O poder transformador da viagem solo – feminina


Por Álvaro Tàllarico

Foto: Álvaro Tàllarico

 

Viajar sozinho é mais do que um ato de lazer. É uma declaração de liberdade, um exercício de autoconhecimento e um passo firme na construção de si mesmo.

Logicamente, no geral, para o homem é muito mais fácil e menos perigoso. Viajei sozinho diversas vezes e sempre foi maravilhoso. Em muitas dessas viagens conheci algumas mochileiras.

Eram símbolos da autonomia feminina, sempre interessantes e com muitas histórias. E, felizmente, cada vez mais mulheres estão embarcando nessa jornada, buscando experiências inesquecíveis e um crescimento que transcende qualquer roteiro turístico tradicional. O aumento de 30% na procura por viagens solo femininas em 2024 prova essa tendência.

Não sendo meu lugar de fala e diante dessa demanda crescente conversei com a travel designer Wania Camelo. Ela se destaca ao oferecer roteiros personalizados focados na segurança, no bem-estar emocional e na verdadeira conexão com cada destino. Sua abordagem no turismo emocional visa proporcionar experiências transformadoras, especialmente no Mês da Mulher, claro, período em que sua equipe intensifica o compromisso de criar jornadas que vão além do convencional.

A viagem como ferramenta de autoconhecimento

Mais do que uma oportunidade de conhecer novos lugares, viajar sozinho fortalece a confiança e a resiliência. Segundo especialistas, essa experiência impacta diretamente na saúde mental, reduzindo o estresse e expandindo a criatividade.

Mulher viaja sozinha

Praia Rasa de Búzios (foto: Álvaro Tàllarico)

Dessa forma, mulheres que se permitem esse desafio geralmente descobrem novas versões de si mesmas, superando inseguranças e abrindo espaço para conexões autênticas.

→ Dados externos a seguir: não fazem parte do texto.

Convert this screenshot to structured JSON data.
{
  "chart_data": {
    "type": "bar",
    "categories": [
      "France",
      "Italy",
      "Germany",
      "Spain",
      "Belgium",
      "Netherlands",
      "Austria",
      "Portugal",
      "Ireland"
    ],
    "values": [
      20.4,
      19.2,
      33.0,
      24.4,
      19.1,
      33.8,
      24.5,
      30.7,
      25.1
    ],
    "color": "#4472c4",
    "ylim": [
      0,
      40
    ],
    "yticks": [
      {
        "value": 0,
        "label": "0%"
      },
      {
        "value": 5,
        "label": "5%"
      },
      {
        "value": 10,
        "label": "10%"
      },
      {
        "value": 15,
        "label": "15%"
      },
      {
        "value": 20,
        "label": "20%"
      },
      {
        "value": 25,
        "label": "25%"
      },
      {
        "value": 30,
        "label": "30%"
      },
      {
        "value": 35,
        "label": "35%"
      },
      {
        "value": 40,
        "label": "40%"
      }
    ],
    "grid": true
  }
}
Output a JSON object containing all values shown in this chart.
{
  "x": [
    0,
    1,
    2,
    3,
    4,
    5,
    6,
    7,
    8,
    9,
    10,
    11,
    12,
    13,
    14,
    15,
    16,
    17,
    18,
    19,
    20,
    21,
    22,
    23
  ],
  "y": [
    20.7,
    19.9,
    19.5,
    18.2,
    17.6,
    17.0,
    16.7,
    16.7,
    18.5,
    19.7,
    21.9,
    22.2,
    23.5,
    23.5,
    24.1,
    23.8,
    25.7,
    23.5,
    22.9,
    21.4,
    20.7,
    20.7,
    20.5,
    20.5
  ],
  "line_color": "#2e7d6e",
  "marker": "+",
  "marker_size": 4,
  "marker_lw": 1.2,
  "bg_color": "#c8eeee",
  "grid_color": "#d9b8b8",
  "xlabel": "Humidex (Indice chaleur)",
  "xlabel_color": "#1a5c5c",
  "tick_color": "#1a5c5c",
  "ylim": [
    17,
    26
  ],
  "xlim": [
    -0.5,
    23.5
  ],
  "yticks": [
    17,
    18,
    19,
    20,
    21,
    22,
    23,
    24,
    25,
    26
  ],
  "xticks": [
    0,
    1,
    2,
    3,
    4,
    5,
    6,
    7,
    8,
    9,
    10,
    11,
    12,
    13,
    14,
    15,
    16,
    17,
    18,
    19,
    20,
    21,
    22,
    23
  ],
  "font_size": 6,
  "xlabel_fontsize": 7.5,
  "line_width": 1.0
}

Entre os principais benefícios das viagens solo femininas, destacam-se:

Autoconfiança e independência – Decidir por conta própria fortalece a autoestima.
Redução do estresse – Uma pausa da rotina melhora o bem-estar emocional.
Superação de medos – O desconhecido se torna um aliado no crescimento pessoal.
Novas conexões – Viajar sozinha permite encontros inesperados e experiências enriquecedoras.
Inspiração e criatividade – O contato com novas culturas amplia horizontes.

 

Destinos favoritos para mulheres viajantes

A agência de Wania Camelo mapeia destinos que oferecem não apenas belezas naturais e culturais, mas também segurança e acolhimento para mulheres que viajam sozinhas. Entre os mais procurados estão:

Lisboa, Portugal – História e gastronomia em um dos países mais seguros do mundo.
Copenhague, Dinamarca – Uma das cidades mais felizes, com qualidade de vida e segurança.
Quioto, Japão – Templos e jardins serenos para introspecção.
Reykjavík, Islândia – Cenários deslumbrantes e baixíssimos índices de violência.
Bali, Indonésia – Para quem busca retiros de bem-estar, yoga e meditação.
Canadá (Vancouver, Toronto e Quebec) – Mistura de cultura, natureza e hospitalidade.

Muitas mulheres voltam dessas viagens transformadas, com uma nova percepção sobre si mesmas e o mundo ao seu redor”, destaca Wania Camelo.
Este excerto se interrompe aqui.